An even more specialized supercomputer is the MDGRAPE-3 machine, developed by the RIKEN research institute in Japan. That system doesn’t even pretend to be a general-purpose machine; it was designed for a single class of application: molecular dynamics. The design uses a combo of proprietary MDGRAPE-3 processors and Intel Xeon chips. There was talk of an MDGRAPE-4 a couple of years ago, but I’ve heard nothing about it recently
Along the same lines, is the Anton supercomputer from D.E. Shaw Research. Like MDGRAPE-3, the application target is molecular dynamics, but in this case the processing is done entirely on a customized ASIC. An article in Nature this week reported Anton recently demonstrated a protein folding simulation 100 times longer than any previous simulation — a millisecond versus 10 microseconds. It certainly sounds like a game-changer for the protein folding folks; we just have to figure out how to put one in every lab.
Finally, there’s the Green Flash project currently under development at Berkeley Lab. The idea here is to design a special-purpose supercomputer to perform climate simulations based on a much higher resolution cloud model. To be of practical use, the system would need to be about 1,000 times more powerful than supercomputers currently available, but be much more efficient in terms of power, performance, and cost. The proposed design would employ about 20 million semi-custom Tensilica Xtensa processors, cost in the neighborhood of $75 million, and draw 4 MW of power.

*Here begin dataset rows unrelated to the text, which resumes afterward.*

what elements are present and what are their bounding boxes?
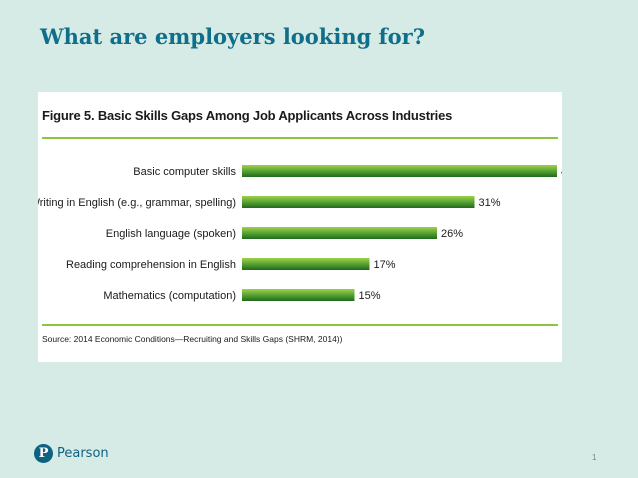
category-label: English language (spoken): [106, 228, 236, 240]
brand-name: Pearson: [57, 446, 109, 461]
bar: [242, 196, 475, 208]
value-label: 26%: [441, 228, 463, 240]
figure-label: Figure 5.: [42, 108, 95, 123]
bar: [242, 227, 437, 239]
value-label: 15%: [359, 290, 381, 302]
category-label: Basic computer skills: [133, 166, 236, 178]
bottom-rule: [42, 324, 558, 326]
page-number: 1: [592, 453, 597, 462]
figure-card: Figure 5. Basic Skills Gaps Among Job Ap…: [38, 92, 562, 362]
slide-title: What are employers looking for?: [40, 24, 426, 49]
category-label: Mathematics (computation): [103, 290, 236, 302]
bar: [242, 258, 370, 270]
brand: P Pearson: [34, 444, 109, 463]
category-label: Reading comprehension in English: [66, 259, 236, 271]
value-label: 42%: [561, 166, 562, 178]
value-label: 17%: [374, 259, 396, 271]
figure-title: Figure 5. Basic Skills Gaps Among Job Ap…: [42, 108, 452, 123]
bar: [242, 165, 557, 177]
chart-source: Source: 2014 Economic Conditions—Recruit…: [42, 334, 343, 344]
top-rule: [42, 137, 558, 139]
category-label: Writing in English (e.g., grammar, spell…: [38, 197, 236, 209]
pearson-logo-icon: P: [34, 444, 53, 463]
value-label: 31%: [479, 197, 501, 209]
bar-chart: Basic computer skills 42% Writing in Engli…: [38, 165, 562, 302]
bar: [242, 289, 355, 301]
chart-title: Basic Skills Gaps Among Job Applicants A…: [97, 108, 453, 123]
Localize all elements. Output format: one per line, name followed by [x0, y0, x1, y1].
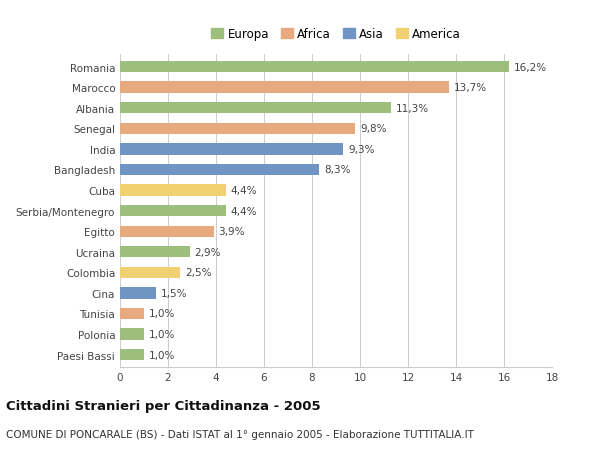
Bar	[120, 226, 214, 237]
Text: 2,5%: 2,5%	[185, 268, 211, 278]
Text: COMUNE DI PONCARALE (BS) - Dati ISTAT al 1° gennaio 2005 - Elaborazione TUTTITAL: COMUNE DI PONCARALE (BS) - Dati ISTAT al…	[6, 429, 474, 439]
Bar	[120, 62, 509, 73]
Text: Cittadini Stranieri per Cittadinanza - 2005: Cittadini Stranieri per Cittadinanza - 2…	[6, 399, 320, 412]
Bar	[120, 82, 449, 94]
Bar	[120, 288, 156, 299]
Text: 1,0%: 1,0%	[149, 350, 175, 360]
Text: 2,9%: 2,9%	[194, 247, 221, 257]
Bar	[120, 329, 144, 340]
Text: 4,4%: 4,4%	[230, 185, 257, 196]
Text: 1,0%: 1,0%	[149, 330, 175, 339]
Text: 1,0%: 1,0%	[149, 309, 175, 319]
Bar	[120, 267, 180, 279]
Text: 11,3%: 11,3%	[396, 103, 429, 113]
Text: 9,3%: 9,3%	[348, 145, 374, 155]
Text: 8,3%: 8,3%	[324, 165, 350, 175]
Text: 3,9%: 3,9%	[218, 227, 245, 237]
Bar	[120, 164, 319, 176]
Bar	[120, 123, 355, 134]
Text: 16,2%: 16,2%	[514, 62, 547, 73]
Bar	[120, 103, 391, 114]
Text: 9,8%: 9,8%	[360, 124, 386, 134]
Bar	[120, 206, 226, 217]
Text: 13,7%: 13,7%	[454, 83, 487, 93]
Text: 4,4%: 4,4%	[230, 206, 257, 216]
Text: 1,5%: 1,5%	[161, 288, 187, 298]
Legend: Europa, Africa, Asia, America: Europa, Africa, Asia, America	[206, 23, 466, 46]
Bar	[120, 349, 144, 360]
Bar	[120, 144, 343, 155]
Bar	[120, 246, 190, 258]
Bar	[120, 185, 226, 196]
Bar	[120, 308, 144, 319]
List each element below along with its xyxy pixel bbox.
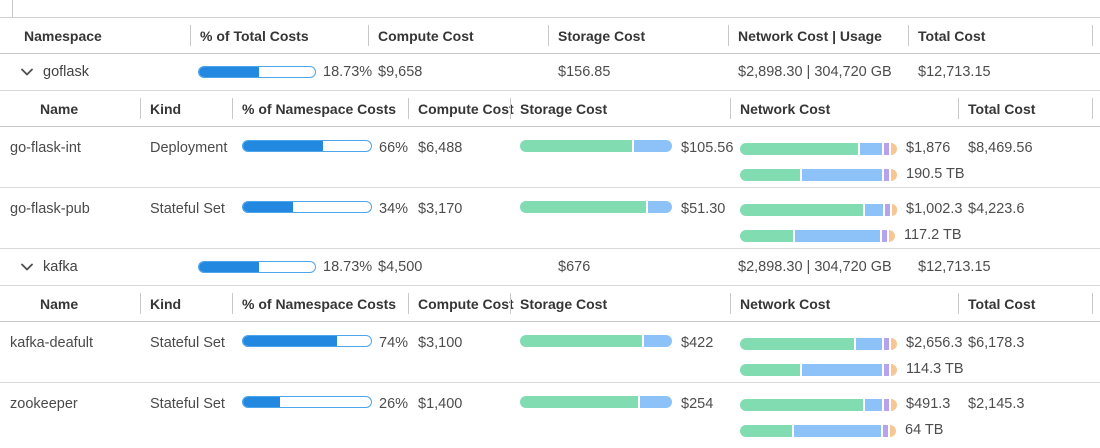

In May they demonstrated a logical prototype of the machine by emulating the processors building blocks on an FPGA platform.
Of course, if NVIDIA has its way, system vendors will be able to create a general-purpose supercomputer with the performance characteristics approaching that of an Anton or Green Flash a few years down the road. The GPU maker’s future generation processors, Kepler in 2011 and Maxwell in 2013, will be 3 and 10 times more powerful, respectively, than the current Fermi processors. Even though these future GPUs are unlikely to be as efficient as special-purpose hardware, the history of HPC suggests that designs based on commodity parts will eventually carry the day. None of which will keep people from dreaming up ever more powerful custom supercomputers.